FIRENZE – Sono tornati a splendere parte dei mosaici trecenteschi del Battistero di San Giovanni di Firenze, restaurati sotto la direzione dell’Opera di Santa Maria del Fiore, l’alta sorveglianza della Soprintendenza per la città metropolitana di Firenze e le province di Pistoia e Prato, la collaborazione per le indagini diagnostiche con Università italiane e laboratori specialistici. I lavori sono stati affidati ai restauratori dell’Impresa Cellini e Claudia Tedeschi.
L’intervento, che ha interessato quattro degli otto lati interni del monumento, è stato lungo e complesso. Dagli studi e dalle indagini diagnostiche sono inoltre emerse numerose ed interessanti scoperte. Dalla tecnica musiva assolutamente originale impiegata nei mosaici parietali, un vero e proprio unicum; alla presenza di una cera pigmentata sul verde di Prato, utilizzata per coprire il bianco del calcare formatosi a causa delle infiltrazioni di acqua dalla copertura, rimossa per riportare alla luce il colore naturale della pietra; alle tracce di foglia d’oro su uno dei capitelli dei matronei, che potrebbe essere la prova che in origine fossero tutti dorati, che uniti al fondo oro dei mosaici della Cupola e parietali, illuminati dalle luci delle candele, dovevano lasciare senza fiato, chiunque entrasse in Battistero.
Lunedì 25 gennaio saranno smontati i ponteggi dai lati restaurati per essere rimontati sugli altri da restaurare.
Il restauro è stato anche l’occasione per un intervento di pulitura sul monumento funebre dell’antipapa Giovanni XXIII, opera di Donatello e Michelozzo, addossato a una dei lati del Battistero, liberato dalle polveri superficiali che ne coprivano la doratura.
Come spiega una nota: “Fra primo e il secondo decennio del Trecento, terminata la colossale impresa dei mosaici della Cupola del Battistero, si volle estenderli anche alle zone parietali dove in origine non erano previsti.
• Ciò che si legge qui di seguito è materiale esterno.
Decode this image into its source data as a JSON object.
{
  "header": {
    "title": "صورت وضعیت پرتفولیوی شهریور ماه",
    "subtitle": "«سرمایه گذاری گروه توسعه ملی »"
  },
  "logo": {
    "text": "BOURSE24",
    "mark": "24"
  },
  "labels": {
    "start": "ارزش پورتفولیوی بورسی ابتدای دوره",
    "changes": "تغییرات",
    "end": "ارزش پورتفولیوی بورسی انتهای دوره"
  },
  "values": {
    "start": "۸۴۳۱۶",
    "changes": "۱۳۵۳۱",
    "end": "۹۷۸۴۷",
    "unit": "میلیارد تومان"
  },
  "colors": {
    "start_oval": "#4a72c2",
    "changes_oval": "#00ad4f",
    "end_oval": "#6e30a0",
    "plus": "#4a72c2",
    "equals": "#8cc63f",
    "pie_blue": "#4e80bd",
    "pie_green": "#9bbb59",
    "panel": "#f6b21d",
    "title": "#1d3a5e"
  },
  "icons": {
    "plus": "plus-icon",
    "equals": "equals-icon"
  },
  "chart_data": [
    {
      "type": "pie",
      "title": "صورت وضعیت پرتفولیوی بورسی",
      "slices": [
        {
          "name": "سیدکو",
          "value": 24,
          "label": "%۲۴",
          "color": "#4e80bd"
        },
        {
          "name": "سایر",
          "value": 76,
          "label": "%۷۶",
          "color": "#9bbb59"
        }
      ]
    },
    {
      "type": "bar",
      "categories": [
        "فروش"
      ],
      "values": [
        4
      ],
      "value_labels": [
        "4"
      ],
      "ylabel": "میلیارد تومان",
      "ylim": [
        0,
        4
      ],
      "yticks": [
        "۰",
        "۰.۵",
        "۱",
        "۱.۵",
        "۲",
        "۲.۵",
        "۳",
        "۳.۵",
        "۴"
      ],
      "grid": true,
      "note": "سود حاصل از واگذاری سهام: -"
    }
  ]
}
Si trattava dunque di trovare una soluzione che permettesse di sovrapporre i mosaici al rivestimento marmoreo e ovviare ai problemi di staticità del monumento, già allora conosciuti. Furono impiegate delle tavelle in terracotta su misura, scalfite e fissate al marmo delle pareti del Battistero con perni centrali di ferro ribattuti e saldati a piombo”.
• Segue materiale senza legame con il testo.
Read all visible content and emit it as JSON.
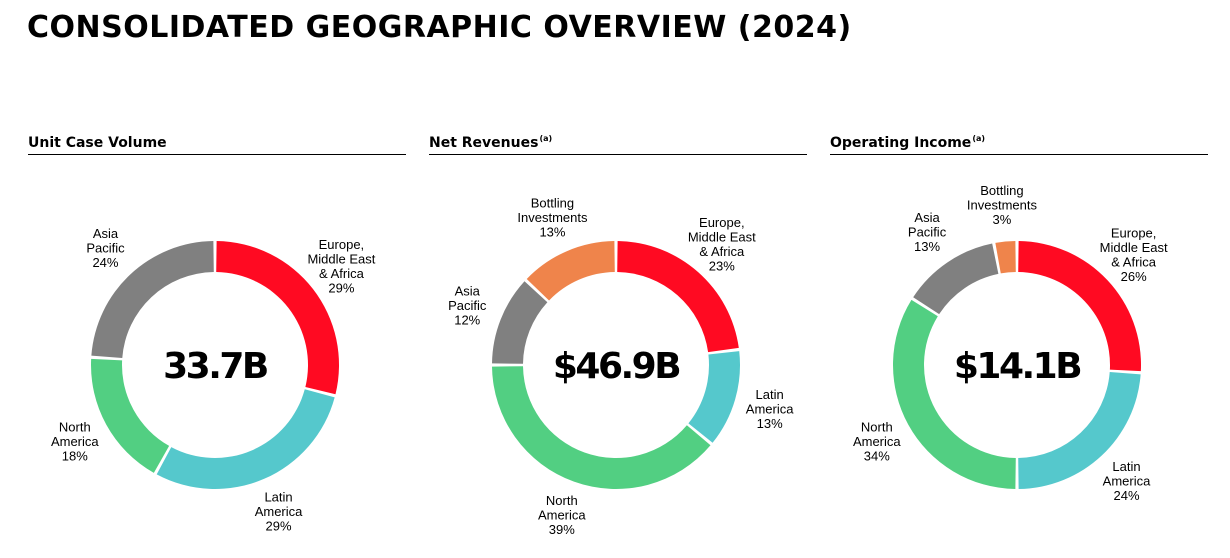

“Sulle tavelle fu poi realizzata una sommaria sinopia e in seguito il mosaico col metodo diretto e a giornate, individuabili e leggibili ancora oggi – sottolinea Beatrice Agostini, progettista e direttore dei lavori di restauro dell’Opera di Santa Maria del Fiore – Anche l’impasto utilizzato per applicare le tessere del mosaico è un’assoluta particolarità, non fu impiegata una normale malta ma più un mastice, e proprio il degrado di questo composto ha rappresentato le problematiche più complesse affrontate da questo restauro”.
“Abbiamo avviato un grande cantiere di restauro dei paramenti interni – afferma Samuele Caciagli, reponsabile dell’Area Tecnica dell’Opera di Santa Maria del Fiore – costituiti da oltre 1100 mq di superfici marmoree, 200 mq di decorazioni a mosaico, oltre 100 mq di dorature trattate in relazione ai diversi gradi di complessità anche mediante l’applicazione di metodologie di restauro specificatamente studiate”.
“Le esperienze maturate con i precedenti restauri – evidenzia Anna Maria Giusti, consulente storico artistico per il restauro, già direttrice all’Opificio delle Pietre Dure – eseguiti nei decenni passati sui mosaici dei matronei e su una parte dei lati del Battistero, ancora non interessati dall’attuale intervento, hanno rappresentato un significativo metro di confronto ed evidenziato un degrado decisamente minore rispetto a quello delle superfici oggi restaurate”.